Republicans, like Mr. McCain and former President George W. Bush before him, tend to favor taxing the benefits to finance other incentives for people to buy their own insurance. But given Mr. Obama’s use of the issue in his campaign, Republicans are unlikely to support a change unless the president himself proposes it, a senior adviser to Senate Republicans said.

Many Democrats, especially House liberals, are opposed. “It’s a dumb idea,” said Representative Pete Stark of California, chairman of the Ways and Means Subcommittee on Health. “We have to maintain as much as we can of the employer payments.”

Administration officials often say they will not repeat the mistakes of former President Bill Clinton, whose plan for universal health insurance collapsed in 1994. But Frank B. McArdle, a health policy expert at Hewitt Associates, a benefits consulting firm, said, “If President Obama agrees to cut back the tax break for employee health benefits, he will risk repeating one of Mr.
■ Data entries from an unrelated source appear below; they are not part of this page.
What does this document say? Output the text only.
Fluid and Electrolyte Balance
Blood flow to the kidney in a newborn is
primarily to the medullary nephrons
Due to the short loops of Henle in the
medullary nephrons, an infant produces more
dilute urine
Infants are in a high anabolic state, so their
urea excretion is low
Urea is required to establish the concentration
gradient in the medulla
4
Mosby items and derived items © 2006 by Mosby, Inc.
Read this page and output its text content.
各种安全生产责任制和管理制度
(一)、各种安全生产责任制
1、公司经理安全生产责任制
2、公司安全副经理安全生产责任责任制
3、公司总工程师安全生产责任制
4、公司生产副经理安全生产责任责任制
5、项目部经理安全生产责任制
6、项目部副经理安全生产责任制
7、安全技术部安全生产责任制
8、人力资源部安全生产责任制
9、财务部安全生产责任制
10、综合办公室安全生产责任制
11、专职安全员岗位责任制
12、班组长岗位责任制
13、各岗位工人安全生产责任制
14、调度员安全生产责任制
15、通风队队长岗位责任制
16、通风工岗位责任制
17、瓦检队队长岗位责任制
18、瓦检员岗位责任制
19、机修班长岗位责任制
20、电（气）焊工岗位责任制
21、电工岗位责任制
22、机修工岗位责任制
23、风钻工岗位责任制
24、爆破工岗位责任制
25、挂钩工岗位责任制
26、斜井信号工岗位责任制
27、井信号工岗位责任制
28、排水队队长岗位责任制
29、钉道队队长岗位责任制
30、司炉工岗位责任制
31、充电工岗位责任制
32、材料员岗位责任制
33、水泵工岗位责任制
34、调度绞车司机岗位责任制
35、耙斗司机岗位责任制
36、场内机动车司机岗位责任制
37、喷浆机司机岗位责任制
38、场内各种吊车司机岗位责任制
Clinton’s errors by disrupting health insurance for people who have it and like it.”

Some big businesses consider nontaxable employment benefits a tool for recruiting and retaining workers. The United States Chamber of Commerce opposes eliminating the exclusion on health benefits, but James P. Gelfand, senior manager of health policy, said the group had not taken a position on limiting it.
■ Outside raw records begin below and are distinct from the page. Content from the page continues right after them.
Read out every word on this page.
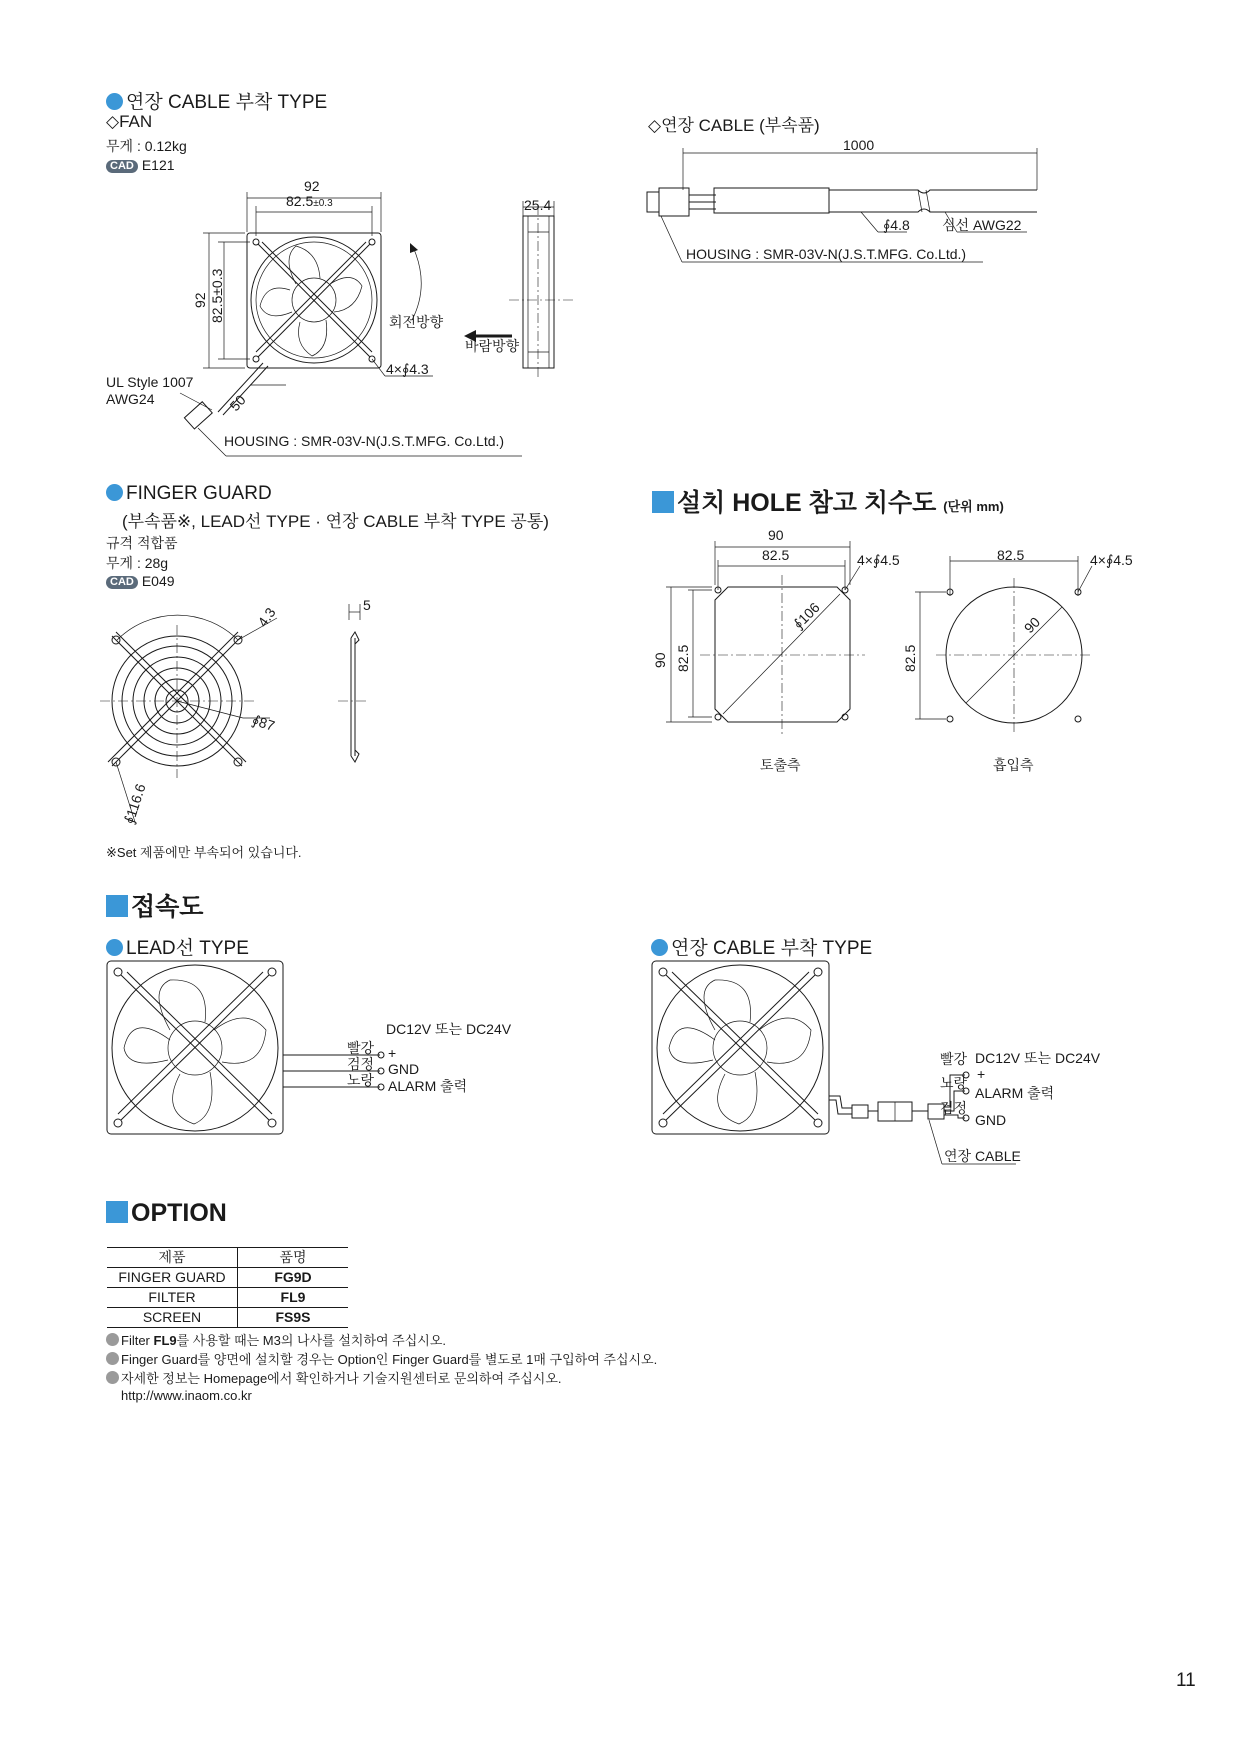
연장 CABLE 부착 TYPE
◇FAN
무게 : 0.12kg
CAD E121
92
82.5±0.3	25.4
92 82.5±0.3	회전방향
바람방향
4×∮4.3
50
UL Style 1007
AWG24
HOUSING : SMR-03V-N(J.S.T.MFG. Co.Ltd.)
◇연장 CABLE (부속품)
1000
∮4.8 심선 AWG22
HOUSING : SMR-03V-N(J.S.T.MFG. Co.Ltd.)
FINGER GUARD
(부속품※, LEAD선 TYPE · 연장 CABLE 부착 TYPE 공통)
규격 적합품
무게 : 28g
CAD E049
4.3
∮87
∮116.6
5
※Set 제품에만 부속되어 있습니다.
설치 HOLE 참고 치수도 (단위 mm)
90
82.5	4×∮4.5
∮106
90 82.5
토출측
82.5	4×∮4.5
90
82.5
흡입측
접속도
LEAD선 TYPE	연장 CABLE 부착 TYPE
빨강
검정
노랑
DC12V 또는 DC24V
+
GND
ALARM 출력
빨강
노랑
검정
DC12V 또는 DC24V
+
ALARM 출력
GND
연장 CABLE
OPTION
제품	품명
FINGER GUARD	FG9D
FILTER	FL9
SCREEN	FS9S
Filter FL9를 사용할 때는 M3의 나사를 설치하여 주십시오.
Finger Guard를 양면에 설치할 경우는 Option인 Finger Guard를 별도로 1매 구입하여 주십시오.
자세한 정보는 Homepage에서 확인하거나 기술지원센터로 문의하여 주십시오.
http://www.inaom.co.kr
11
Organized labor, a pillar of the Democratic Party base, considers the benefits among the union movement’s historic achievements for the middle class. But a split could be developing between the manufacturing unions, which have negotiated rich benefit packages, and the growing service employees unions, which include many low-wage workers without generous benefits.

Alan V. Reuther, legislative director of the United Automobile Workers, said: “These proposals would represent a tax increase on working families. They would undermine good health care coverage.”

But at the Service Employees International Union, which was an early supporter of Mr. Obama, Dennis Rivera, the coordinator of the union’s health care campaign, said that while his organization was “predisposed not to agree to the taxing of health benefits,” he would wait to pass judgment. The union, Mr. Rivera said, wants to see how any tax changes fit into the overall effort to revamp the health care system. “We need to see the total picture,” he said.